Alternatywna 3′ Splice Site i 5′ Splice Site: Alternatywna splicing genów obejmuje łączenie różnych 5′ I 3′ splice site., W tym rodzaju splicingu genów dwa lub więcej alternatywnych miejsc splicingu 5 'konkurują o połączenie z dwoma lub więcej alternatywnych miejsc splicingu 3′.

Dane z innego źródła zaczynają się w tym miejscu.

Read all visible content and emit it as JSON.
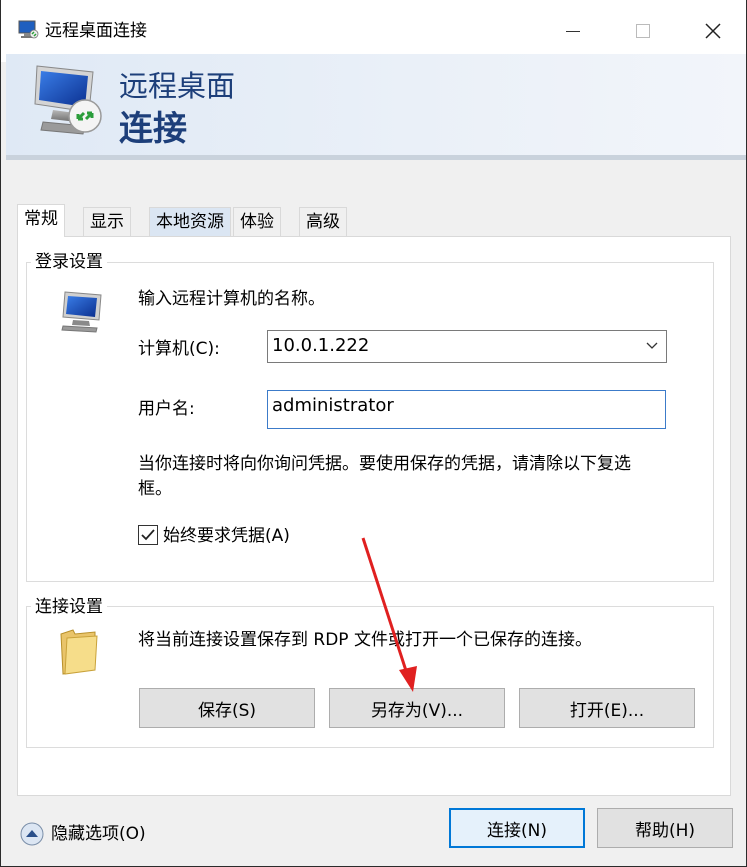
{
  "window": {
    "title": "远程桌面连接"
  },
  "banner": {
    "line1": "远程桌面",
    "line2": "连接"
  },
  "tabs": [
    {
      "label": "常规"
    },
    {
      "label": "显示"
    },
    {
      "label": "本地资源"
    },
    {
      "label": "体验"
    },
    {
      "label": "高级"
    }
  ],
  "login_group": {
    "title": "登录设置",
    "instruction": "输入远程计算机的名称。",
    "computer_label": "计算机(C):",
    "computer_value": "10.0.1.222",
    "username_label": "用户名:",
    "username_value": "administrator",
    "note_line1": "当你连接时将向你询问凭据。要使用保存的凭据，请清除以下复选",
    "note_line2": "框。",
    "always_ask_label": "始终要求凭据(A)",
    "always_ask_checked": true
  },
  "connection_group": {
    "title": "连接设置",
    "description": "将当前连接设置保存到 RDP 文件或打开一个已保存的连接。",
    "save_label": "保存(S)",
    "save_as_label": "另存为(V)...",
    "open_label": "打开(E)..."
  },
  "footer": {
    "hide_options_label": "隐藏选项(O)",
    "connect_label": "连接(N)",
    "help_label": "帮助(H)"
  },
  "colors": {
    "banner_text": "#1d3f7a",
    "accent": "#0078d7",
    "annotation_arrow": "#e02020"
  },
  "icons": [
    "remote-desktop-icon",
    "monitor-icon",
    "folder-icon",
    "chevron-up-icon",
    "chevron-down-icon",
    "checkmark-icon"
  ]
}
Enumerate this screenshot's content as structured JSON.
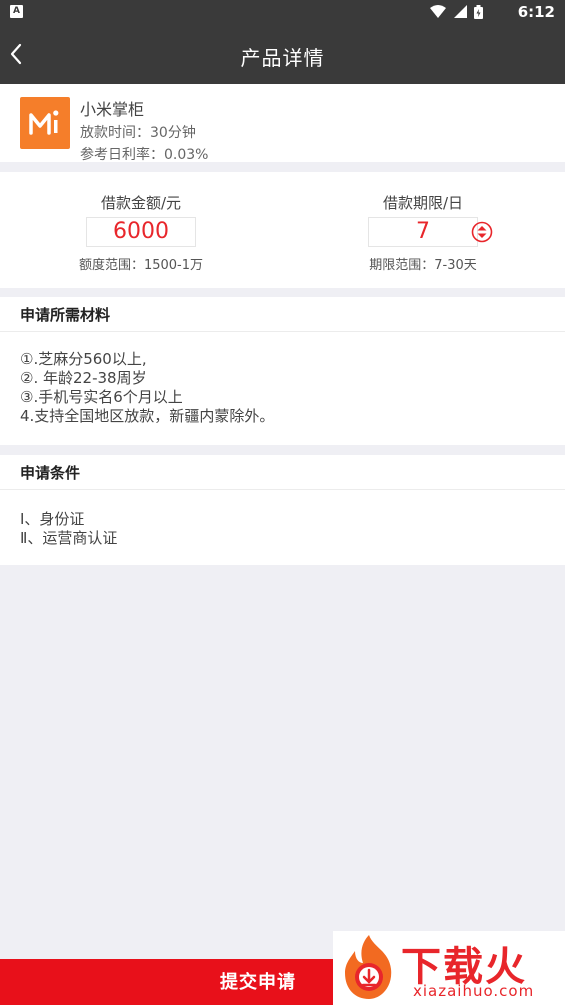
{
  "status_bar": {
    "time": "6:12",
    "notification_glyph": "A",
    "icons": [
      "wifi-icon",
      "cell-signal-icon",
      "battery-charging-icon"
    ]
  },
  "app_bar": {
    "title": "产品详情",
    "back_icon": "chevron-left-icon"
  },
  "product": {
    "name": "小米掌柜",
    "lines": [
      "放款时间：30分钟",
      "参考日利率：0.03%"
    ],
    "logo_color": "#f57e2a"
  },
  "loan": {
    "amount_label": "借款金额/元",
    "amount_value": "6000",
    "amount_range": "额度范围：1500-1万",
    "term_label": "借款期限/日",
    "term_value": "7",
    "term_range": "期限范围：7-30天",
    "stepper_icon": "up-down-circle-icon"
  },
  "materials": {
    "title": "申请所需材料",
    "items": [
      "①.芝麻分560以上,",
      "②. 年龄22-38周岁",
      "③.手机号实名6个月以上",
      "4.支持全国地区放款，新疆内蒙除外。"
    ]
  },
  "conditions": {
    "title": "申请条件",
    "items": [
      "Ⅰ、身份证",
      "Ⅱ、运营商认证"
    ]
  },
  "submit": {
    "label": "提交申请"
  },
  "watermark": {
    "text": "下载火",
    "url": "xiazaihuo.com"
  },
  "colors": {
    "app_bar": "#3a3a3a",
    "accent_red": "#e8262b",
    "submit_bar": "#e8101a",
    "background": "#efeff4"
  }
}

metody wykrywania wariantu splicingu
splicing genów prowadzi do syntezy alternatywnych białek, które odgrywają ważną rolę w fizjologii i chorobie człowieka. Obecnie najbardziej wydajne metody wykrywania na dużą skalę wariantów splicingu obejmują metody predykcji obliczeniowej i analizę mikromacierzy. Wykrywanie wariantu splotu w oparciu o Microarray jest najpopularniejszą obecnie stosowaną metodą., Wysoce równoległy i wrażliwy charakter mikromacierzy sprawiają, że idealnie nadają się do monitorowania ekspresji genów na specyficznym dla tkanek, szerokim poziomie genomu. Metody microarray oparte na wykrywaniu wariantów splice zapewniają solidną, skalowalną platformę do odkrywania o wysokiej przepustowości alternatywnego splicingu genów. Wiele nowych transkryptów genów wykryto przy użyciu metod opartych na mikroarray, które nie zostały wykryte przez ESTs przy użyciu metod obliczeniowych. Inną powszechnie stosowaną metodą odkrywania nowych izoform genów jest RT-PCR, a następnie sekwencjonowanie., Jest to potężne podejście i może być skutecznie wykorzystywane do analizy niewielkiej liczby genów. Jednak zapewnia tylko ograniczony obraz struktury genów, jest pracochłonny i nie łatwo skaluje się do tysięcy genów lub setek tkanek.
wyzwania w projektowaniu Microarray dla detekcji wariantu splicingu
wykrywanie splicingu genów w oparciu o Microarray stwarza pewne unikalne wyzwania w projektowaniu sond dla izoform, które wykazują wysoki stopień homologii., W celu odróżnienia tych izoform, microarray który używa kombinację sondy dla exons i exon-exon junctions używa. Exon pomijanie zdarzeń lub inne delecje mogą być monitorowane za pomocą sond połączeniowych. Na przykład sonda obejmująca ekson 1 i ekson 3 genu wykryje pominięcie eksonu 2 z genu, który jest tłumaczony na białko.
oprogramowanie do projektowania mikroprocesorów Splice Variant
AlleleID® automatycznie projektuje sondy połączeniowe oraz sondy intra-exon., Dzięki AlleleID® możesz zaprojektować dowolną kombinację sond, aby wykryć dowolny rodzaj alternatywnego zdarzenia łączenia.